The science project in Australia involves freezing and storing coral larvae to use later for rewilding. A new material called "cryomesh" is helping the scientists in the effort.

Mary Hagedorn and Taronga Conservation Society scientist Jonathon Daly observe coral at AIMS in Townsville, Australia December 12, 2022. (REUTERS/Jill Gralow)
Mary Hagedorn and Taronga Conservation Society scientist Jonathon Daly observe coral at AIMS in Townsville, Australia December 12, 2022. (REUTERS/Jill Gralow)

Coral is frozen using a special method called cryogenics. This permits the young animals to be stored until they can be unfrozen and placed in the wild.

The process currently requires high-tech equipment including lasers and is costly. But, the team in Australia says cryomesh can do a better job of saving the coral and for much less money.

The scientists used the cryomesh to freeze Great Barrier Reef coral larvae at the Australian Institute of Marine Sciences, or AIMS. Workers collected the coral during the animal's brief yearly reproductive period.

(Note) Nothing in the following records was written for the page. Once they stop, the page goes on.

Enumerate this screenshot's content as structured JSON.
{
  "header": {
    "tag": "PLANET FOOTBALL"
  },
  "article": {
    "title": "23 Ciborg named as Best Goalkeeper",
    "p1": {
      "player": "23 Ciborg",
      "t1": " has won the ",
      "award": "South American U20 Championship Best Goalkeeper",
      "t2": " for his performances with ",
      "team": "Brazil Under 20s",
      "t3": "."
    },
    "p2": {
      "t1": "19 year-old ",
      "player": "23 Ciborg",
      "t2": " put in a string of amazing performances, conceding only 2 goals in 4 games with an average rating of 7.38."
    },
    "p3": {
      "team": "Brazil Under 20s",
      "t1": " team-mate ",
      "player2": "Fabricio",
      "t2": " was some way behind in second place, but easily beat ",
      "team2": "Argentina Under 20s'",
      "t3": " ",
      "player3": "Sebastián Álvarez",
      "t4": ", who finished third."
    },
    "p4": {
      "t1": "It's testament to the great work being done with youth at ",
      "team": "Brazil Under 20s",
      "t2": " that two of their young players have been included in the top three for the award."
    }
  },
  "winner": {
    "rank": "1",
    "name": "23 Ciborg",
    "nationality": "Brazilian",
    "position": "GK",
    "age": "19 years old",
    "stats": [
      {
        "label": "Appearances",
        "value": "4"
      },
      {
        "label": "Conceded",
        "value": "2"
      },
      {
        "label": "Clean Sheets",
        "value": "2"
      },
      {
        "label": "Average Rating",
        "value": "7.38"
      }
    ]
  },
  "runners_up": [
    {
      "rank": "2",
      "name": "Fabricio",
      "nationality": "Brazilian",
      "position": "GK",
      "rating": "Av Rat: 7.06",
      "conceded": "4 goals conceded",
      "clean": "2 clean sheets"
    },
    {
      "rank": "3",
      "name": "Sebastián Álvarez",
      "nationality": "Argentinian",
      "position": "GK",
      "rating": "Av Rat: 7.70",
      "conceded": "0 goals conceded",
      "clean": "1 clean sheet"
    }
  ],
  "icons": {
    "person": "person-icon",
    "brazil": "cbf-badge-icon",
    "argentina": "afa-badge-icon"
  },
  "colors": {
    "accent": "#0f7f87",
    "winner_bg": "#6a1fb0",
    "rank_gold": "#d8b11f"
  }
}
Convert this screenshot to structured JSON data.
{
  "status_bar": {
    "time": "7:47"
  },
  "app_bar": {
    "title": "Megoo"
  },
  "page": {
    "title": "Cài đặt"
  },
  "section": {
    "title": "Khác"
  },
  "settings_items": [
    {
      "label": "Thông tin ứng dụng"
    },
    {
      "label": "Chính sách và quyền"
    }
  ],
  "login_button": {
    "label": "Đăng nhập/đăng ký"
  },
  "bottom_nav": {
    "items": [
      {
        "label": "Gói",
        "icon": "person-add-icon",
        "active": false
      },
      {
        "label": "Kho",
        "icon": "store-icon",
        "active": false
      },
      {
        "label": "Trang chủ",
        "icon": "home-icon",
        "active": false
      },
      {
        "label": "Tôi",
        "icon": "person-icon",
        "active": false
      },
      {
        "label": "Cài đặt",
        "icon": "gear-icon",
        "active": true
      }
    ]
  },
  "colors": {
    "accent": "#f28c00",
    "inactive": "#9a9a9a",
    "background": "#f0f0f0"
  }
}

Mary Hagedorn is Senior Research Scientist at Smithsonian National Zoo and Conservation Biology Institute. She spoke with Reuters from the AIMS laboratory.

She explained, "If we can secure the biodiversity of coral ... then we'll have tools for the future to really help restore the reefs." She added, "...this technology for coral reefs in the future is a real game-changer."

The cryomesh had been tested earlier on smaller and larger kinds of Hawaiian corals. A test on the larger failed.

Tests are continuing with larger-size Great Barrier Reef coral.

The tests involved scientists from several organizations, including AIMS, the Smithsonian National Zoo and Conservation Biology Institute, the Great Barrier Reef Foundation, and the Taronga Conservation Society Australia. Together they are part of the Reef Restoration and Adaptation Program.

The mesh technology helps to store coral larvae at -196 degrees Celsius. The University of Minnesota College of Science and Engineering developed the material.

The Great Barrier Reef has suffered four bleaching events in the last seven years. This includes the first ever bleach during a La Nina weather event, which usually bring cooler temperatures.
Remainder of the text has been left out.